February 24, 2025
Pianist Artina McCain returns to CIM to continue musical labor of love

Pianist Artina McCain (MM ’06, Brown) is about to return an old but critical favor, repaying sage advice from Joseph Joubert with a video recording of his piano music.
What’s more, she’s doing so at CIM, where she was a student when she met the composer and he inspired her by recommending she seek out music by African Americans.
“He encouraged me to look to other composers, other voices, and now I’m championing him,” said McCain, now Associate Professor of Piano at the University of Memphis and Career Advisor at CIM.
“Nobody knows he has all this fantastic virtuoso piano music, so I’m bringing it to the masses.”
McCain plans to revisit her graduate alma mater in late February and use Mixon Hall to record video performances of two Spiritual Virtuosic Transcriptions by Joubert along with a Prelude by Rachmaninoff and Poulenc’s little-known Les Soirées de Nazelles. While at CIM, she plans to allow students to observe a portion of the recording process.
It will be the second such recording she’s made of Joubert’s transcriptions, of which there are 12, but the first at CIM. The whole project is intended to accompany – on a date to be decided – the first printed edition of Joubert’s music, which McCain is editing with support from the New Jersey-based Frances Clark Center.
“People are always asking me where they can get this music,” McCain said. “I’m Joubert’s Mendelssohn.” [Mendelssohn famously championed the music of J.S. Bach.]
Joubert is a Grammy Award-winning conductor, pianist, and arranger best known for his work on Broadway.

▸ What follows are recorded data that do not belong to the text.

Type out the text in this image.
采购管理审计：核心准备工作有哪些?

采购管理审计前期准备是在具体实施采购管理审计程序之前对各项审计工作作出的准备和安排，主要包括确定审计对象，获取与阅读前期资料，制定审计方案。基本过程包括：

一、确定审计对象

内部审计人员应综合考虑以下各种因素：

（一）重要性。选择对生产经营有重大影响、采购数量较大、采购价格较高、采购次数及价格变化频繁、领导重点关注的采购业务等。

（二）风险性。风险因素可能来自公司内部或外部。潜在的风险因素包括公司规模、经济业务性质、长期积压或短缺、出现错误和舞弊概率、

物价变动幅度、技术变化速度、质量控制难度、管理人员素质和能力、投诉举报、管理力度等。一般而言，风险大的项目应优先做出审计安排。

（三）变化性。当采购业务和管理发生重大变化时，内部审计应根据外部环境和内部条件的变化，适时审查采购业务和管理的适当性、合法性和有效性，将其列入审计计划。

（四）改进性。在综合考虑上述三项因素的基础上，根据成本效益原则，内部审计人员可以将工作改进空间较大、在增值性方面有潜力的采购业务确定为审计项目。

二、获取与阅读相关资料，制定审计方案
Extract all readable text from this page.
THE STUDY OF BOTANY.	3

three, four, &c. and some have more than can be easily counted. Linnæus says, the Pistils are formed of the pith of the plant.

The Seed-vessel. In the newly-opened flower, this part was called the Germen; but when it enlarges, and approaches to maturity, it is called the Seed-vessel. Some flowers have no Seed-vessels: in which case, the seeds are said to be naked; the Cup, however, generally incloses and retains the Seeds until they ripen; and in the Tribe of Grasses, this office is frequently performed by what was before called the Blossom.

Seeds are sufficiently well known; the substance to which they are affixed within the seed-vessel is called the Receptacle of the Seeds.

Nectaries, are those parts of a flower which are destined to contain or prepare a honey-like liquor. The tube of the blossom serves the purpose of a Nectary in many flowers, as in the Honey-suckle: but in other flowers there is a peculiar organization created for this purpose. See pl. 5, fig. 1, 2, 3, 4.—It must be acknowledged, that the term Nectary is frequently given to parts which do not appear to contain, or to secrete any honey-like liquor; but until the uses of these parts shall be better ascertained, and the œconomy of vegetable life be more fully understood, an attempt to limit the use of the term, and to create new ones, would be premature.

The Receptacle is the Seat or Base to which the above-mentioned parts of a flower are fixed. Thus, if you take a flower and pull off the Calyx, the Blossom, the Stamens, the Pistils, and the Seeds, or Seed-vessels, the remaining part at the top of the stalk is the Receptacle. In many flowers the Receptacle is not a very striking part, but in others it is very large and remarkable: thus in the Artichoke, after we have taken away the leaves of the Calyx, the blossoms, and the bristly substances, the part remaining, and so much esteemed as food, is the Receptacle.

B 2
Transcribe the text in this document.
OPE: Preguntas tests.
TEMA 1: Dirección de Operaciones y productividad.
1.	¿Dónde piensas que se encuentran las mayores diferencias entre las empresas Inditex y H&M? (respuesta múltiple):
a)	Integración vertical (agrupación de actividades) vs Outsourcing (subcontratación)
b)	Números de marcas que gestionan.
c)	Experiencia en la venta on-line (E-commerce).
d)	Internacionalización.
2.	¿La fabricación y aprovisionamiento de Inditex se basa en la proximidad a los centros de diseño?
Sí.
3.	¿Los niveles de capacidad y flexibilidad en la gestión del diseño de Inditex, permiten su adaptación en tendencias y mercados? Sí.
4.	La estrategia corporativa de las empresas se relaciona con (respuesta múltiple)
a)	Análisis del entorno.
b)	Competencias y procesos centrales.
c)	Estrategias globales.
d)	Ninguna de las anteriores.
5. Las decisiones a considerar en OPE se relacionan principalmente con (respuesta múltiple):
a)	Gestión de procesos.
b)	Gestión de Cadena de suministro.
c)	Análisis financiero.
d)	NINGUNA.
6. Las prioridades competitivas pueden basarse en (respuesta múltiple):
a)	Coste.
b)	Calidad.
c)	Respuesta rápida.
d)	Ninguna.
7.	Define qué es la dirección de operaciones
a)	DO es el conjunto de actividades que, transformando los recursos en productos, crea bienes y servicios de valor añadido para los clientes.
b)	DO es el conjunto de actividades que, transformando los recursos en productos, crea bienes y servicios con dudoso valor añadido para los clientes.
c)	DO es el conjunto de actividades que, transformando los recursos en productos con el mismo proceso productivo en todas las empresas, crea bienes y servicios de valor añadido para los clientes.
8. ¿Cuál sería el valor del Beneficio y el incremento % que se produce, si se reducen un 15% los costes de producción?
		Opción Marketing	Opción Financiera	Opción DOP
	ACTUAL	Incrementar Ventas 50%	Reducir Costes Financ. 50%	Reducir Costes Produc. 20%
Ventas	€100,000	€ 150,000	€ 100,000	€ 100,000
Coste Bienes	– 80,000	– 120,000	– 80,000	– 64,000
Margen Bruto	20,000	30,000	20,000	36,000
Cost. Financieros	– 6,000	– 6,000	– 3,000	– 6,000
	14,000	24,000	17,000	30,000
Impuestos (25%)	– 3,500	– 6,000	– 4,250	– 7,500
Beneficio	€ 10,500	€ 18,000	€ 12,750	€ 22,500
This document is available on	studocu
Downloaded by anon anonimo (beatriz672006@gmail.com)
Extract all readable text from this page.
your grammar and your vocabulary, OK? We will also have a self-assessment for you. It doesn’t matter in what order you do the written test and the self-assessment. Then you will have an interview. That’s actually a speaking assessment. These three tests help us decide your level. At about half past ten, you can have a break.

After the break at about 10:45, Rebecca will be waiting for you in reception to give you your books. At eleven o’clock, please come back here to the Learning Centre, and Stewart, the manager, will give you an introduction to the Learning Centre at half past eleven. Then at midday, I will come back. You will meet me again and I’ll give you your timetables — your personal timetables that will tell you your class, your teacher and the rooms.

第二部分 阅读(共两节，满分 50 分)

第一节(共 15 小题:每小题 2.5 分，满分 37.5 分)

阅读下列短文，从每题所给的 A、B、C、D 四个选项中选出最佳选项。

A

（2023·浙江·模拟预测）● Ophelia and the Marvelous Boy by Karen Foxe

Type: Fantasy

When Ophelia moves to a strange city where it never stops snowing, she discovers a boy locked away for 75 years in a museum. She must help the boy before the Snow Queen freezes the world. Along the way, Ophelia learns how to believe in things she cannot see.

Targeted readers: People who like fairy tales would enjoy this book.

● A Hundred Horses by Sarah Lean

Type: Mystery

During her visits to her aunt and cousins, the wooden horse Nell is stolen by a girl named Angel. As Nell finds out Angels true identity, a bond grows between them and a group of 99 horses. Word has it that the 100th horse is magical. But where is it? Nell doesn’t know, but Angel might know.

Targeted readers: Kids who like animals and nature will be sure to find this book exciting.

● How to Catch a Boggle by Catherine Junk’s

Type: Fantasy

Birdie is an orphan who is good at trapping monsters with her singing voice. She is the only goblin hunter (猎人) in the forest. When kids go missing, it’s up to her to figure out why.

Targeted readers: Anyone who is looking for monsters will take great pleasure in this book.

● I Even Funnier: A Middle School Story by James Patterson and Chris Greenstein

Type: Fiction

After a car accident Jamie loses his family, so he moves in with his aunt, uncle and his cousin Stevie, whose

McCain met him at a conference while at CIM and said his words inspired her ongoing quest for music by Black composers.
But it was Joubert’s own music that first captivated her. Looking into his unedited transcriptions, which he largely wrote for himself, she said she was transfixed by works that freely quote the classical giants she grew up studying and reflect the spirits of gospel music and jazz.
“That’s what got me glitter-eyed,” McCain recalled. “It speaks to so many different people. It seems like the best of my two worlds.”